フッ化水素ガスは、半導体チップの製造に使われる重要な材料です。チップ製造では不要な膜を取り除き、小さく精密な回路を作るために使用されます。
AI、データセンター、その他の先端技術向けのチップ需要が増えているため、このガスの需要も高まっています。これらの先進チップは非常に小さく複雑な設計であり、より高い精度での製造が必要です。
「低温エッチング(クライオジェニックエッチング)」と呼ばれる新しい製造方法では、非常に低い温度で加工を行うことで、より精密で滑らかなチップ回路を作ることができます。この工程では高純度フッ化水素ガスが重要な材料となります。

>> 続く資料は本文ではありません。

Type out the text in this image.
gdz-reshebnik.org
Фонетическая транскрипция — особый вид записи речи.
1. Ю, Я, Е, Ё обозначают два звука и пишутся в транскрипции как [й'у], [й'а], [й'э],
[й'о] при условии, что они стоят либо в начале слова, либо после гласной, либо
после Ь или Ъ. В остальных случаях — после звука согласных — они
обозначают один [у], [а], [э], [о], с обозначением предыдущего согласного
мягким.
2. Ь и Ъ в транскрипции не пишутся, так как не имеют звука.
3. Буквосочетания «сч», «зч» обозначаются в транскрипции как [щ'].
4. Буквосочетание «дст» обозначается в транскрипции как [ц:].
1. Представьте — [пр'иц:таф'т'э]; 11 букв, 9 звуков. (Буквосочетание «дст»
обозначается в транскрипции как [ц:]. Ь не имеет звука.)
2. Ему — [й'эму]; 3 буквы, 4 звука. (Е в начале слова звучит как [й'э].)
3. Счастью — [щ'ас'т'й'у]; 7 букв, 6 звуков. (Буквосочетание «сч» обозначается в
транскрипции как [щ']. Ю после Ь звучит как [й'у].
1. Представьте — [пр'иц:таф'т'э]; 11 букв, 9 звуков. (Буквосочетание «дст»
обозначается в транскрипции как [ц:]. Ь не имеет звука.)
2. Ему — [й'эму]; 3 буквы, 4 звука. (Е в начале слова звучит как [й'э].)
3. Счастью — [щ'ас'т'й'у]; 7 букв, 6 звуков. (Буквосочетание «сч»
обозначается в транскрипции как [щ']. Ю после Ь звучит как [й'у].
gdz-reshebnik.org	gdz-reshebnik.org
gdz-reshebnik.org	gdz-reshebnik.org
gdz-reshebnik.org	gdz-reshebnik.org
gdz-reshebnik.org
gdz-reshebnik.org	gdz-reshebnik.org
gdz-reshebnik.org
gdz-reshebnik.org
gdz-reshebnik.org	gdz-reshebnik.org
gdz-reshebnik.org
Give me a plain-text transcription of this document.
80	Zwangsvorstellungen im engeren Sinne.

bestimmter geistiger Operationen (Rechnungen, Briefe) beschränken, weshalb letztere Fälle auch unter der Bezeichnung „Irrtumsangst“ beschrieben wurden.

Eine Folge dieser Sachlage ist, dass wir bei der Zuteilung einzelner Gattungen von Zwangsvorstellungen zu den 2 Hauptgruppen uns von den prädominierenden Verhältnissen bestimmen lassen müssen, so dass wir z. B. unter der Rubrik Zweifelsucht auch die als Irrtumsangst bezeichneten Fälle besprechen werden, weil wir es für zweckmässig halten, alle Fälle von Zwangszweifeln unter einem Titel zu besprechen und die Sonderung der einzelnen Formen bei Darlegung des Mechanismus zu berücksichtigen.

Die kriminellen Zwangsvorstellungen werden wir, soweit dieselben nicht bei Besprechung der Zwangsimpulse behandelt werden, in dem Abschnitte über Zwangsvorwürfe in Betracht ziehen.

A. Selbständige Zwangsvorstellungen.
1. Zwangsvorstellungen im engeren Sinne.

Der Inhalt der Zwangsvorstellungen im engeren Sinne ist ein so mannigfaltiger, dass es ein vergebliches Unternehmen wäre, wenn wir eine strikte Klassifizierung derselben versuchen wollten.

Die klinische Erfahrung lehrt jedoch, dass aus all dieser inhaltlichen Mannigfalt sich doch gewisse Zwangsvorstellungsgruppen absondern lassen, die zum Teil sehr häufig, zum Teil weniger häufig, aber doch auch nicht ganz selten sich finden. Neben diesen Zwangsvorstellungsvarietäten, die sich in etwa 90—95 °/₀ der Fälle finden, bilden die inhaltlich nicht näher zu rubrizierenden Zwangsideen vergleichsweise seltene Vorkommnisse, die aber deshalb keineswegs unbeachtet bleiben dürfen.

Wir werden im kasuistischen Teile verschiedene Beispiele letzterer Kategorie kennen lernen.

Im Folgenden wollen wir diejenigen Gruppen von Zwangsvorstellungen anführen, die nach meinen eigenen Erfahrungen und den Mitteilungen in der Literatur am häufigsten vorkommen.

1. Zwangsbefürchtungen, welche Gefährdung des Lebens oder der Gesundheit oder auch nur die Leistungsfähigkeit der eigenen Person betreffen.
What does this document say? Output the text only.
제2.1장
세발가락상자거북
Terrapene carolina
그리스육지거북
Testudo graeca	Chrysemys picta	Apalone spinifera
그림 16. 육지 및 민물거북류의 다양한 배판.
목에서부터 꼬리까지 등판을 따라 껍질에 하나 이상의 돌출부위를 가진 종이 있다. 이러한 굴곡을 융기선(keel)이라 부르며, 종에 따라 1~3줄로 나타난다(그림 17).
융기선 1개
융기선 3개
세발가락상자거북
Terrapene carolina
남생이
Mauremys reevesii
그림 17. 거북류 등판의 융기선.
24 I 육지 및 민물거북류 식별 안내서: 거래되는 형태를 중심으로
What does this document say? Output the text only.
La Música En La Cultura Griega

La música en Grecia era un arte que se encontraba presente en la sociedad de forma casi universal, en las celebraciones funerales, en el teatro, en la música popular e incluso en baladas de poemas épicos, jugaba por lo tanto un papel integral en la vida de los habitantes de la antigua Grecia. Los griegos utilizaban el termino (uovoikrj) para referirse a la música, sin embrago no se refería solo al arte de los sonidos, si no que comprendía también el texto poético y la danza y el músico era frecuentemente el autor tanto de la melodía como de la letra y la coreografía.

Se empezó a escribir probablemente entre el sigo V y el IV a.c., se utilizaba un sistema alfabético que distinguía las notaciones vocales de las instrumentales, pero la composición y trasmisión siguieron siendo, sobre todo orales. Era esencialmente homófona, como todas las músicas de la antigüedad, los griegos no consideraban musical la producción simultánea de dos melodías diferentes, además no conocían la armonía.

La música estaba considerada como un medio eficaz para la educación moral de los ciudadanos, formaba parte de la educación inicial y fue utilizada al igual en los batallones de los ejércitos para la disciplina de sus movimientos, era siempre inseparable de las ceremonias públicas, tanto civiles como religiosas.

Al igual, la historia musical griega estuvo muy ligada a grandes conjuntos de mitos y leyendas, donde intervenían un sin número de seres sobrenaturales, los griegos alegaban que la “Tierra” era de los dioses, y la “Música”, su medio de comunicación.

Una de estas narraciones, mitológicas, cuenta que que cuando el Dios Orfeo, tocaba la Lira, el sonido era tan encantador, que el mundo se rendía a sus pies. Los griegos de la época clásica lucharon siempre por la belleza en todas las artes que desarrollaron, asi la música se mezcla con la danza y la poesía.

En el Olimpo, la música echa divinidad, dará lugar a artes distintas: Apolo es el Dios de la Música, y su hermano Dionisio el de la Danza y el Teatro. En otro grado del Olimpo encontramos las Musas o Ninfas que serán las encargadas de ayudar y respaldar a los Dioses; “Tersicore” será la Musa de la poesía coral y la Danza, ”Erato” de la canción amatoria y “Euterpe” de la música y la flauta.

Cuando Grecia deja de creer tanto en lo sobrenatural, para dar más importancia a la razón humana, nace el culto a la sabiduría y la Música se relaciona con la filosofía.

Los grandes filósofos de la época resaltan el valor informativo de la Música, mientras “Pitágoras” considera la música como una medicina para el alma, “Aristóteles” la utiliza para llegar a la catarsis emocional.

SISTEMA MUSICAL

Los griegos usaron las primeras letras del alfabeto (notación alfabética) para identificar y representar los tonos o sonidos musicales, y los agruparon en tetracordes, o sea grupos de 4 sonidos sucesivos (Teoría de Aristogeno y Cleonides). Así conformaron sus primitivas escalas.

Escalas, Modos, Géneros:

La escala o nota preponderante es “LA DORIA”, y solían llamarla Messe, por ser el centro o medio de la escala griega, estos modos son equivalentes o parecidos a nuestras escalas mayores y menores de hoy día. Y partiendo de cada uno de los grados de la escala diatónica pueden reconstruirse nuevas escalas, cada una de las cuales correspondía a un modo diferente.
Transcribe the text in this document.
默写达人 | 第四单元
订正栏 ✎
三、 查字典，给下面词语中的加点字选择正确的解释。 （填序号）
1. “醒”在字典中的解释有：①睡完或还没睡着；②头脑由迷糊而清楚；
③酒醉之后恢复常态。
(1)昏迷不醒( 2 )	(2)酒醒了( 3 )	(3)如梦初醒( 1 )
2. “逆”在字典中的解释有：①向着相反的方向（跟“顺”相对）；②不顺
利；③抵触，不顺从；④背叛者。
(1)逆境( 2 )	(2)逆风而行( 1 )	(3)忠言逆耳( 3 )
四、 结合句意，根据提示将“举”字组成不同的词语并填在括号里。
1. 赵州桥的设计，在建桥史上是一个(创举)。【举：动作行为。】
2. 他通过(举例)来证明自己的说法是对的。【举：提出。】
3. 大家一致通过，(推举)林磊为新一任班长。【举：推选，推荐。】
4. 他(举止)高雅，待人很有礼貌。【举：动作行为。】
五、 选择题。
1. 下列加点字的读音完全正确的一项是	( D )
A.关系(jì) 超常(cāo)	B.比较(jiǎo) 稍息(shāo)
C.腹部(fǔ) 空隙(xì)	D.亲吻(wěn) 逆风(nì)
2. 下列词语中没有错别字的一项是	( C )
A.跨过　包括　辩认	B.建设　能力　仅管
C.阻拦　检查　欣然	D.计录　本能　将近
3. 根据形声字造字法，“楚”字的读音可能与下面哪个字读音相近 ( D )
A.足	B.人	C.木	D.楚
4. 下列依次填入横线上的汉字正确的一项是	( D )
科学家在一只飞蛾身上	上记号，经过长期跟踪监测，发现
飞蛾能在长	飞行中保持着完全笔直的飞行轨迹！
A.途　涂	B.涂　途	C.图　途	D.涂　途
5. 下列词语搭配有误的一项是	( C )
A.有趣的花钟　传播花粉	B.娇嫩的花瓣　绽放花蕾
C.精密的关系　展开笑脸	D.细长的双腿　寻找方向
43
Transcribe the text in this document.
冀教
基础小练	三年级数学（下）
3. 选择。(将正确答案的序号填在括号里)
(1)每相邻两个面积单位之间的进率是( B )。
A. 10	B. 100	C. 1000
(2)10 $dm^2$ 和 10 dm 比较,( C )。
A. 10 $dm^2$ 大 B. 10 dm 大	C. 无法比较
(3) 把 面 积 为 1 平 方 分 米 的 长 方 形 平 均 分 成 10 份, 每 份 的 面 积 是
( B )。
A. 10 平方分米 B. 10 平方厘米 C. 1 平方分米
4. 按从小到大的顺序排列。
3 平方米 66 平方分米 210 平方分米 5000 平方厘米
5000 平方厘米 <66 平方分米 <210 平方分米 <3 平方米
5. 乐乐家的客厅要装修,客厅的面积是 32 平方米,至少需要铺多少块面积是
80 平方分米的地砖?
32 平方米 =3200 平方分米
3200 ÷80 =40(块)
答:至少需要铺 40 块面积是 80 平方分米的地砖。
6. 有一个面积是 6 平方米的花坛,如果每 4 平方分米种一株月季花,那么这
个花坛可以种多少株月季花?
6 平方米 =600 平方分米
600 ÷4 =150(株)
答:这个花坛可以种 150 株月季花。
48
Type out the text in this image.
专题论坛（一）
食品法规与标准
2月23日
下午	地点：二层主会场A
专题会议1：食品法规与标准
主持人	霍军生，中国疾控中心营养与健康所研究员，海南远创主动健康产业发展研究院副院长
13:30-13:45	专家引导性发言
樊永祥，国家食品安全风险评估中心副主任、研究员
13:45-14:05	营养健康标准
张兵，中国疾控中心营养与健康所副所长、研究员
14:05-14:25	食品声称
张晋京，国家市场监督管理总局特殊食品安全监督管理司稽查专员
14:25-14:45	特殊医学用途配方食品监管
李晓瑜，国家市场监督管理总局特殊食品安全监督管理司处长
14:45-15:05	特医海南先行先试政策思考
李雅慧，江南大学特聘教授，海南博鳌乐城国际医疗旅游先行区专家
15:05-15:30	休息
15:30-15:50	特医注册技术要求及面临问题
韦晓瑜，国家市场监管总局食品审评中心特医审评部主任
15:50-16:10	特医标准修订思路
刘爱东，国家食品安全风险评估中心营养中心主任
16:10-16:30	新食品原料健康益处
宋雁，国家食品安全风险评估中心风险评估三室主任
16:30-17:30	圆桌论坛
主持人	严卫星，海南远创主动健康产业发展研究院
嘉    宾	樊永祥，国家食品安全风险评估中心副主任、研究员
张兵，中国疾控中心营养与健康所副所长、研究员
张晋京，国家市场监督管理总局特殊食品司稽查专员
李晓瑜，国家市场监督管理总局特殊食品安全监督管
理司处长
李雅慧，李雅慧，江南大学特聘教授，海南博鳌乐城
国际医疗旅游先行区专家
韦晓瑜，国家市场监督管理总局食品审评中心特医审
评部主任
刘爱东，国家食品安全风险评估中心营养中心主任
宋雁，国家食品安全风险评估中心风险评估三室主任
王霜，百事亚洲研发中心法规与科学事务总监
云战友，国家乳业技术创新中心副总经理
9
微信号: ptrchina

レゾナックは生産能力を高めることで、高純度フッ化水素ガスを安定的に供給し、成長する半導体産業と将来のチップ製造を支援することを目指しています。
Coherent Market Insightsによると、水素フッ化物市場 は2026年から2033年まで年平均成長率(CAGR)6.40%で成長し、市場規模は2026年の43.5億米ドルから2033年には約67.2億米ドルに達すると予測されています。この成長は、フッ化水素がフッ素化学品、冷媒、フッ素樹脂、フッ化アルミニウム、半導体エッチング、電池材料、石油アルキル化、特殊化学品の製造など幅広い用途で利用されていることが背景にあります。また、半導体工場、EV用電池サプライチェーン、高機能フッ素樹脂用途では、より高純度で用途に適したフッ化水素(HF)への需要が高まっています。
レゾナックは2026年に徳山工場でこの製品の生産を開始し、半導体業界からの高まる需要に対応する予定です。同社は生産量を増やし、顧客へ安定した供給を行うことを目指しています。
レゾナックは、半導体チップの製造に使用されるさまざまなガスを製造しています。これらのガスはエッチングやコーティングなどの製造工程で使われます。生産量を増やすことで、増加する顧客需要に対応し、半導体産業の成長を支援する考えです。